Now lets validate that it’s working, like this:

Create a topic.

/opt/kafka/bin/kafka-topics.sh --create --zookeeper nodea:2181,nodeb:2181,nodec:2181 --replication-factor 3 --partitions 1 --topic kafkatest

This will create a kafkatest-0 folder in the Kafka logdir (e.g. /tmp/kafka-logs) on all the three machines.

Fire up a producer on one machine:

ssh mapr@nodea.westus.cloudapp.azure.com sudo /opt/kafka/bin/kafka-console-producer.sh --broker-list nodea:9092,nodeb:9092,nodec:9092 --topic kafkatest

…and a consumer on another:

ssh mapr@nodeb.westus.cloudapp.azure.com sudo /opt/kafka/bin/kafka-console-consumer.sh --zookeeper nodea:2181,nodeb:2181,nodec:2181 --topic kafkatest --from-beginning

On the producer console enter some text.

this is a test
bla bla _kafka_is_working_ bla bla

Now on the consumer you should immediately see the text you entered.

Using Kafka as a service with Heroku

Heroku probably provides the easiest way to setup a 3 node Kafka cluster. Their “Kafka as a service” offering is described at https://devcenter.heroku.com/articles/kafka-on-heroku. The script and video show the commands you can use to quickly demo it’s functionality.

I also posted a Kafka application on GitHub that you can run with Heroku.
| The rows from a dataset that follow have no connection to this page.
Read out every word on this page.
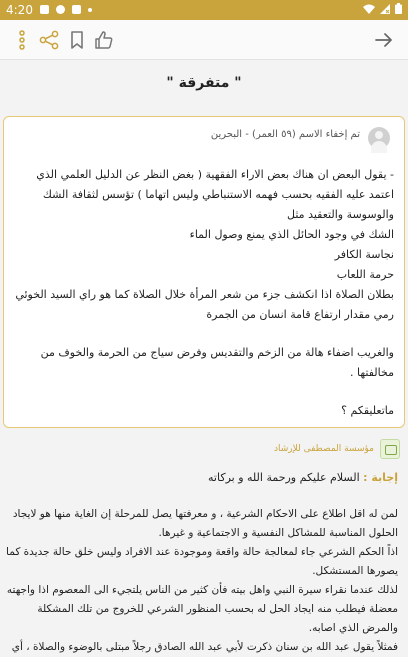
4:20
" متفرقة "
تم إخفاء الاسم (٥٩ العمر) - البحرين
- يقول البعض ان هناك بعض الاراء الفقهية ( بغض النظر عن الدليل العلمي الذي اعتمد عليه الفقيه بحسب فهمه الاستنباطي وليس اتهاما ) تؤسس لثقافة الشك والوسوسة والتعقيد مثل
الشك في وجود الحائل الذي يمنع وصول الماء
نجاسة الكافر
حرمة اللعاب
بطلان الصلاة اذا انكشف جزء من شعر المرأة خلال الصلاة كما هو راي السيد الخوئي
رمي مقدار ارتفاع قامة انسان من الجمرة
والغريب اضفاء هالة من الزخم والتقديس وفرض سياج من الحرمة والخوف من مخالفتها .
ماتعليقكم ؟
مؤسسة المصطفى للإرشاد
إجابة : السلام عليكم ورحمة الله و بركاته
لمن له اقل اطلاع على الاحكام الشرعية ، و معرفتها يصل للمرحلة إن الغاية منها هو لايجاد الحلول المناسبة للمشاكل النفسية و الاجتماعية و غيرها.
اذاً الحكم الشرعي جاء لمعالجة حالة واقعة وموجودة عند الافراد وليس خلق حالة جديدة كما يصورها المستشكل.
لذلك عندما نقراء سيرة النبي واهل بيته فأن كثير من الناس يلتجيء الى المعصوم اذا واجهته معضلة فيطلب منه ايجاد الحل له بحسب المنظور الشرعي للخروج من تلك المشكلة والمرض الذي اصابه.
فمثلاً يقول عبد الله بن سنان ذكرت لأبي عبد الله الصادق رجلاً مبتلى بالوضوء والصلاة ، أي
Here is a link to that code:

https://github.com/iandow/heroku-kafka-demo-java

APP=my-app-name-$RANDOM
git clone https://github.com/heroku/heroku-kafka-demo-java.git
cd heroku-kafka-demo-java/
heroku create $APP
heroku plugins:install heroku-kafka --app $APP
heroku addons:create heroku-kafka:standard-0 --app $APP
time heroku kafka:wait --app $APP
heroku kafka:topics:create messages --app $APP
heroku kafka:topics:info messages --app $APP
git push heroku master
heroku open
heroku log
heroku kafka:topics:info messages --app $APP
heroku config:get KAFKA_URL --app $APP
heroku config:get KAFKA_TOPIC --app $APP
heroku destroy -c $APP -a $APP

Conclusion

We just built a three node Kafka cluster in Azure. We created a topic that was replicated across all three nodes in our cluster and proved its functionality by sending and consuming messages from the topic. You could further demonstrate the fault tolerance of that replication by failing each (but not all) of the cluster nodes and observing that the consumer can still read all the messages in our topic.